Faktencheck zu "maischberger"
Sendung vom 06.12.2023
Faktencheck
Bei Maischberger wird engagiert diskutiert, Argumente werden ausgetauscht, es wird auch schon mal emotional und manchmal bleibt am Ende keine Zeit, um alles zu klären. Wenn Fragen offen bleiben, Aussagen nicht eindeutig waren oder einfach weitere Informationen hilfreich sein könnten, schauen wir nach der Sendung noch einmal drauf – hier in unserem Faktencheck.
Und das schauen wir uns an:
- Was versteht man unter einem Nothaushalt?
Was versteht man unter einem Nothaushalt?
Wie am heutigen Donnerstag (7.12.23) bekannt wurde, wird der Bundestag den Haushalt für das Jahr 2024 nicht mehr in diesem Jahr verabschieden. Die Haushaltsberatungen innerhalb der Koalition könnten nicht mehr rechtzeitig zum Abschluss gebracht werden, schrieb die parlamentarische Geschäftsführerin der SPD, Katja Mast, in einer Mitteilung an alle SPD-Abgeordneten. Über die Beratungen sprachen wir in der Sendung mit dem SPD-Vorsitzenden Lars Klingbeil. In diesem Zusammenhang wurde auch vom sogenannten Nothaushalt gesprochen, mit dem die Bundesregierung nun in das Jahr 2024 geht. Was dieser Begriff genau bedeutet, schauen wir uns hier noch einmal näher an.
Maischberger: "Wenn Sie jetzt keine Einigung hinbekommen, dann gibt es ab Januar den sogenannten Nothaushalt.

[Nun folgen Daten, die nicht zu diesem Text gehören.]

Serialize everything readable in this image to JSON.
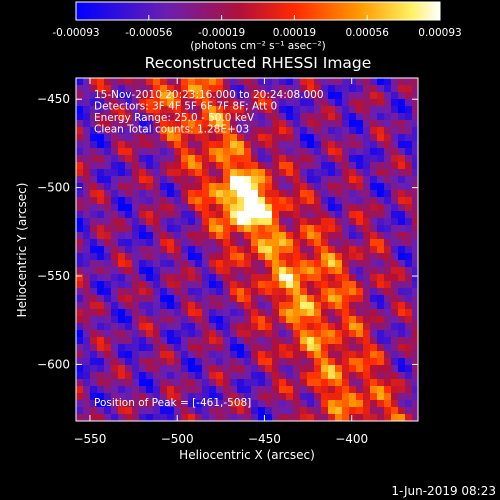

Dann ist die Richtlinie nicht mehr beim Kanzler, sondern dann sitzt Herr Lindner da und der kann dann jede einzelne –"
Klingbeil: "Ja, aber jetzt wird ja noch geredet in diesen Stunden."
Maischberger: "Ich möchte es nur sagen. Dann wird Herr Lindner derjenige sein, der jede einzelne Ausgabe sozusagen immer dann genehmigen kann oder nicht. Dann ist der Chef raus."
Klingbeil: "Und deswegen ist das Ziel, dass wir in diesem Jahr auch noch eine Einigung hinbekommen."
Maischberger: "Wessen Ziel? Auch das von Herrn Lindner?"
Klingbeil: "Das der Sozialdemokratie, das der Grünen und auch der FDP. Da bin ich mir sicher, dass alle Koalitionspartner daran interessiert sind, dass wir schnell eine Lösung bekommen."
Hintergrund: Was versteht man unter einem Nothaushalt?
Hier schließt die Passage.